DISCRIMINATION ET MARGINALISATION LIEES AUX FAUSSES CROYANCES: LA DURE CONDITION D’ÊTRE ALBINOS À TAMBACOUNDA


Jeudi 8 Janvier 2015

L’intégration sociale des albinos n’est pas entièrement effective dans la région de Tambacounda. Aujourd’hui, si le droit d’aller à l’école est universel, beaucoup d’enfants souffrant d’albinisme dans cette région en sont privés du fait de leur situation de handicap (très mauvaise vision), ou des discriminations dont ils sont victimes. L’absence d’infrastructures de prise en charge de leur handicap et le manque d’encadrement posent un réel problème de maintien de ces enfants dans le circuit éducatif.

Diallobougou est un quartier situé à la périphérie de la commune de Tambacounda. En cette fin de journée du mercredi 9 décembre 2014, à 19 heures déjà, la nuit commence à envelopper de son manteau les ruelles mal éclairées. La forte canicule de la journée a fini de céder la place à la fraîcheur nocturne, obligeant certains habitants à rejoindre plus tôt que de coutume leur domicile.

Dans ce quartier composé d’abris de fortune, l’électricité est un luxe dans certains foyers. La nuit tombée, l’obscurité donne à ce lieu l’image d’une cité fantôme.

Mais à Diallobougou, ce n’est pas seulement la rareté de l’éclairage public qui attire l’attention du visiteur. La pauvreté est palpable à travers le quotidien des habitants de la ville.

C’est dans ce quartier un peu déconnecté de la modernité que vit la famille Diallo. Cette dernière n’a pas encore digéré la déscolarisation de l’un de ses enfants, en l’occurrence Mamounou Diallo, 12 ans.

Ce jeune garçon albinos, exclu de l’école depuis quelques semaines, passe ses journées à se tourner les pouces. Comme bon nombre de ses pairs albinos vivant dans cette région de l’Est du Sénégal, la chance de réussir à l’école semble définitivement lui tourner le dos. Dans la cour sombre de la concession familiale, une lampe alimentée à l’aide d’une batterie de véhicule tente

d’éclairer une partie de la maison. Assis sur une natte, Mamadou Diallo, le père de cet enfant albinos, revient sur les causes de cette exclusion. « Il est revenu de l’école et m’a fait comprendre qu’il avait été renvoyé par le directeur sous prétexte qu’il se bagarrait fréquemment », explique-t-il d’une voix saccadée, traduisant une certaine amertume.

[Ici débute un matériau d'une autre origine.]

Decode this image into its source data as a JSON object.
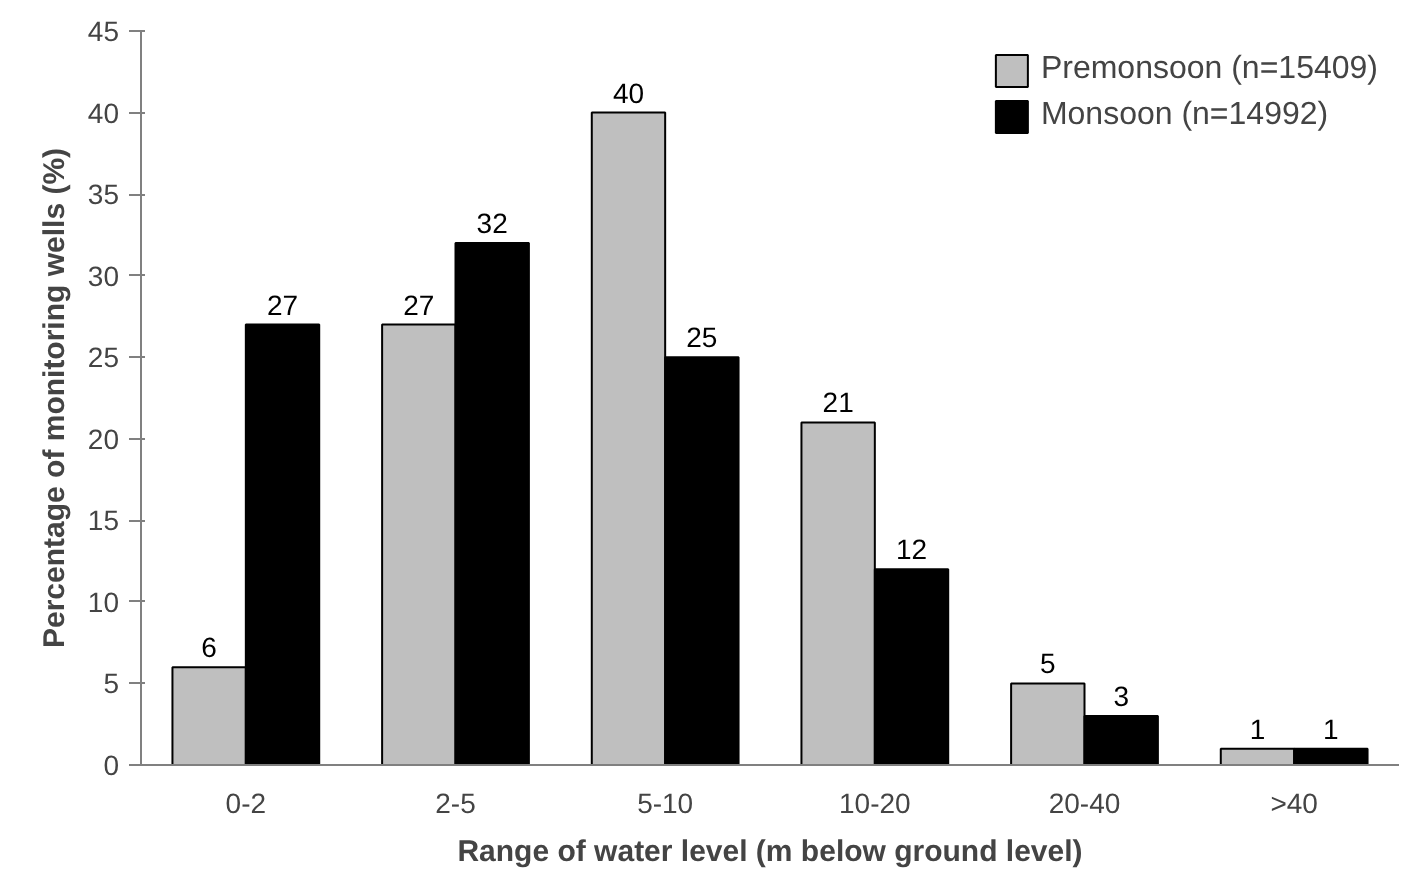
{
  "chart_data": {
    "type": "bar",
    "xlabel": "Range of water level (m below ground level)",
    "ylabel": "Percentage of monitoring wells (%)",
    "categories": [
      "0-2",
      "2-5",
      "5-10",
      "10-20",
      "20-40",
      ">40"
    ],
    "series": [
      {
        "name": "Premonsoon (n=15409)",
        "color": "#bfbfbf",
        "values": [
          6,
          27,
          40,
          21,
          5,
          1
        ]
      },
      {
        "name": "Monsoon (n=14992)",
        "color": "#000000",
        "values": [
          27,
          32,
          25,
          12,
          3,
          1
        ]
      }
    ],
    "ylim": [
      0,
      45
    ],
    "yticks": [
      0,
      5,
      10,
      15,
      20,
      25,
      30,
      35,
      40,
      45
    ],
    "grid": false,
    "legend": "top right",
    "data_labels": true
  }
}
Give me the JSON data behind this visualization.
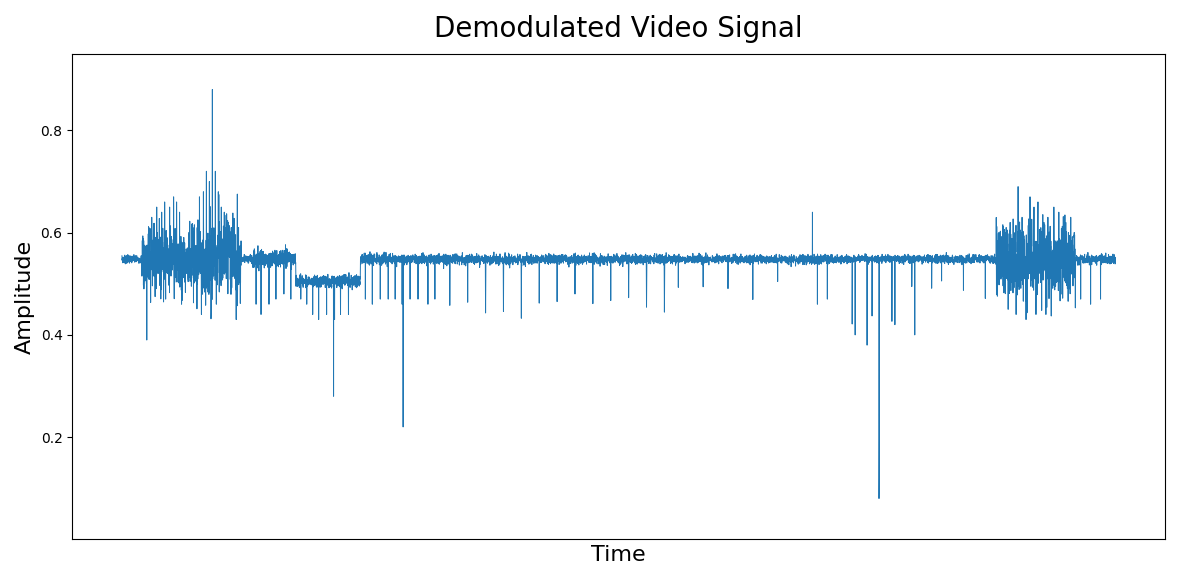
{
  "title": "Demodulated Video Signal",
  "xlabel": "Time",
  "ylabel": "Amplitude",
  "ylim": [
    0.0,
    0.95
  ],
  "yticks": [
    0.2,
    0.4,
    0.6,
    0.8
  ],
  "line_color": "#2077b4",
  "line_width": 0.7,
  "background_color": "#ffffff",
  "n_samples": 8000,
  "base_amplitude": 0.548,
  "noise_level": 0.004,
  "title_fontsize": 20,
  "label_fontsize": 16
}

Sans trop avancer dans les détails, le jeune garçon avoue ne pas supporter les moqueries persistantes de ses camarades sur la couleur de ses cheveux et de sa peau.

Déscolarisation prématurée

Les yeux rivés dans la pénombre, l’air déboussolé, bien qu’encore très jeune, Mamounou est conscient que sa réussite et son avenir sont étroitement liés à son succès dans les études. Sa situation de handicap ne lui offre pas la possibilité de faire certains travaux comme ses autres camarades.

Aujourd’hui déscolarisé et désorienté, c’est avec pessimisme qu’il voit les jours se succéder, sans perspectives. Un nuage semble planer sur l’avenir de ce jeune qui avait nourri le rêve de sortir ses parents de la misère...

Le directeur de l’école, Gagara Soumano, justifie cette exclusion par le fait qu’il ne peut plus supporter les agissements du jeune garçon. « Il n’a pas voulu se conformer aux bonnes conduites qu’exige le règlement intérieur de l’école. Il abuse des privilèges qui lui sont accordés».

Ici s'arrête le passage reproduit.